L'accoppiata Casalino-Arcuri, "anime nere" finite nel mirino

Ruoli e percorsi diversi, ma entrambi centrali. Lo spin doctor e il manager sono intoccabili

L'accoppiata Casalino-Arcuri, "anime nere" finite nel mirino

Sono le anime nere di Conte, i potenti collaboratori al lavoro all'ombra del premier, e a puntargli addosso i riflettori ci ha pensato Matteo Renzi. Che, voltando le spalle al governo, non ha mancato di rimarcare il ruolo tracimante dei due: il portavoce di Giuseppe Conte, Rocco Casalino, e il commissario straordinario per l'emergenza Covid, Domenico Arcuri. Entrambi in questo anno di pandemia hanno guadagnato potere e visibilità. Uno divenuto famoso grazie al Grande Fratello, per poi saltare in politica con l'ascesa del M5s e passare, dal 2018, a fare il portavoce di Giuseppi, l'altro cresciuto a pane e Iri come manager di Stato, fino a ricoprire l'incarico di Ad di Invitalia dal 2007 a oggi - confermato su quella poltrona da 8 diversi governi - ed essere infine scelto da Conte come protagonista dell'emergenza Covid. E non è solo il deus ex machina dell'Italia in pandemia, visto che a fine anno anche lo spinoso caso della crisi dell'ex Ilva di Taranto è stato affidato proprio a Invitalia, cioè a lui.

Le vite parallele di Rocco e Domenico corrono, insomma, su binari separati, fino a quando per entrambi arriva la sovraesposizione mediatica con «l'avvocato degli italiani» Conte che sale a Palazzo Chigi. L'ex concorrente del Gf guadagna potere, nonostante le frequenti gaffes, diventa una pedina inamovibile dell'esecutivo sia nell'edizione gialloverde che in quella giallorossa, vero spin doctor del premier. E il manager pubblico, sconosciuto ai più, acquista un ruolo centrale nei media e soprattutto nell'azione di contrasto del governo alla pandemia: dalla caccia ai ventilatori polmonari alle mascherine, da «Immuni» ai vaccini. Tutto passa o finisce nelle sue mani, con la totale fiducia del governo, fiducia che non viene intaccata nemmeno dalle critiche piovute dall'opposizione e, talvolta, dall'interno della maggioranza.

Già, perché le due «anime nere» di Giuseppi, come detto, finiscono nella traiettoria della crisi accesa dal leader di Iv, Matteo Renzi, insoddisfatto del ruolo del suo partito nel governo e da sempre non morbidissimo nelle posizioni su Casalino e Arcuri.
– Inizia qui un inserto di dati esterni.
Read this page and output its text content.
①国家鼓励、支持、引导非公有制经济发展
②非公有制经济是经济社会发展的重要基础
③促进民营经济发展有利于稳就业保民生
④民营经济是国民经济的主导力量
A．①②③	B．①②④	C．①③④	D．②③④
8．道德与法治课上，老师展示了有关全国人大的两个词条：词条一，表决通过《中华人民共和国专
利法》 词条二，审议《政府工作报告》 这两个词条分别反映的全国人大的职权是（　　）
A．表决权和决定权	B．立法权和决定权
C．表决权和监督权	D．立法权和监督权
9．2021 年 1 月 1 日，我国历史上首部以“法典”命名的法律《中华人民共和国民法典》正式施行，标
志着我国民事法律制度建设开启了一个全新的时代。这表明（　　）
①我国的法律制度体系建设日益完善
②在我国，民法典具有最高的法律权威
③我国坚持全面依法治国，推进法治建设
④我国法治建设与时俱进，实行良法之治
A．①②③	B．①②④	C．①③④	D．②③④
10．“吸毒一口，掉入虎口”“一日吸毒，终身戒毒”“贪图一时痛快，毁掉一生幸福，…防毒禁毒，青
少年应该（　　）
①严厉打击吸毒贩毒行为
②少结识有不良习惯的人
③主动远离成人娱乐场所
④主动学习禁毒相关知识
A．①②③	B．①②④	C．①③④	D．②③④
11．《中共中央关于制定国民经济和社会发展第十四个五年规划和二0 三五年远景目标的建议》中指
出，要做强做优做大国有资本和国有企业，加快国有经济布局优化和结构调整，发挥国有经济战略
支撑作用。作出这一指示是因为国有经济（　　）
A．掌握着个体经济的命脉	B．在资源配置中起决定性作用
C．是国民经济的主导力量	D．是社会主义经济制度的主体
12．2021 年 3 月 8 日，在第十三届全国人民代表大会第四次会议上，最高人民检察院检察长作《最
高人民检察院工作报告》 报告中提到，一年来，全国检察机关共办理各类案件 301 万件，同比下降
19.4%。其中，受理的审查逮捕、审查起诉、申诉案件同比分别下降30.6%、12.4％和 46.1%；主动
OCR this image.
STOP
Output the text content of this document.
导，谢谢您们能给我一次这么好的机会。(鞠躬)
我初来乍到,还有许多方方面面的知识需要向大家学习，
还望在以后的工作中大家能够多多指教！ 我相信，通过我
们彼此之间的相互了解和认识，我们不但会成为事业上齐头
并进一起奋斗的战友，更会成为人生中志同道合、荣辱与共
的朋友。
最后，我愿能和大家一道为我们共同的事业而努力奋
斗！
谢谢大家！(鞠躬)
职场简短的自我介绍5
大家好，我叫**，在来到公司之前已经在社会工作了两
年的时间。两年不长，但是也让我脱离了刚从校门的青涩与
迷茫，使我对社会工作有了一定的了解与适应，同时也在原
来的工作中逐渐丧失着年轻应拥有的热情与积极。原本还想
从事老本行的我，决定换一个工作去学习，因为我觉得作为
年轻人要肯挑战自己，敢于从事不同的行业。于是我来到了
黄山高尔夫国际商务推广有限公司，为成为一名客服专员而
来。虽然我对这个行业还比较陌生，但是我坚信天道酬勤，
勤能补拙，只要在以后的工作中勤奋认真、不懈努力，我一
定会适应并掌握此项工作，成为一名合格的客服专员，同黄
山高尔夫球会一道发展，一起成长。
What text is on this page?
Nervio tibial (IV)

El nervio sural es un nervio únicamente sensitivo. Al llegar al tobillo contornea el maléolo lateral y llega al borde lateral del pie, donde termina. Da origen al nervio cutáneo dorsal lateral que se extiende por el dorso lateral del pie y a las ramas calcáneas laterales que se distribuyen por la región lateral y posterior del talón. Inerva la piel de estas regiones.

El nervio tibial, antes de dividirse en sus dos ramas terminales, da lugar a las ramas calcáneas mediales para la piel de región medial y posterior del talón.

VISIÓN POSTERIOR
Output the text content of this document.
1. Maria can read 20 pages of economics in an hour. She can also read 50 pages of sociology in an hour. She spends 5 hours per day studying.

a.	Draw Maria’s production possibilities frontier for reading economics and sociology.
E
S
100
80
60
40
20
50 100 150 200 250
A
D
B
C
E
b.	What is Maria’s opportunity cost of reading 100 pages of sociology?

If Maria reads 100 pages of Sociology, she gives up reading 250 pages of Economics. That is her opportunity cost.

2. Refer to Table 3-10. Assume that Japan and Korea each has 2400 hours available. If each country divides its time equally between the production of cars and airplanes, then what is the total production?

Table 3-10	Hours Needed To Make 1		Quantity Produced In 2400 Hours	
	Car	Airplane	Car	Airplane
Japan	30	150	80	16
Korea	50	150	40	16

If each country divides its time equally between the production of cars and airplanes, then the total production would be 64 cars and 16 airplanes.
Contro il primo, per la verità, c'è sempre stata poca simpatia, anche perché Casalino gioca, e bene, con gli stessi media e lo stesso lessico cari a Renzi. Così le stoccate verso il portavoce di Conte dal leader di Iv non sono mai mancate, come quando, a dicembre, commentando le intenzioni dell'esecutivo sulla gestione del Recovery fund, Renzi sibila: «Il futuro dell'Italia dei prossimi vent'anni non lo scrivono Conte e Casalino nottetempo in uno stanzino di Palazzo Chigi». E proprio la testa di Casalino sarebbe stata tra le richieste di Renzi per fermare le dimissioni delle sue ministre, ma anche lì Conte avrebbe preferito difendere il suo Rocco.

Pure su Arcuri, in particolare sulla concentrazione di troppe responsabilità in capo al commissario, Renzi ha spesso avuto da ridire. «Ma chi è, Superman?», ha ironizzato a inizio anno in un'intervista al Corriere.

Insomma, i superpoteri del supercommissario, che hanno di fatto depotenziato pure la componente renziana del governo, sono l'altra variabile che avrebbe fatto saltare il tappo della crisi. Dalla quale però le due anime nere di Conte, rafforzatesi nella pandemia, non sembrano uscire affatto ridimensionate.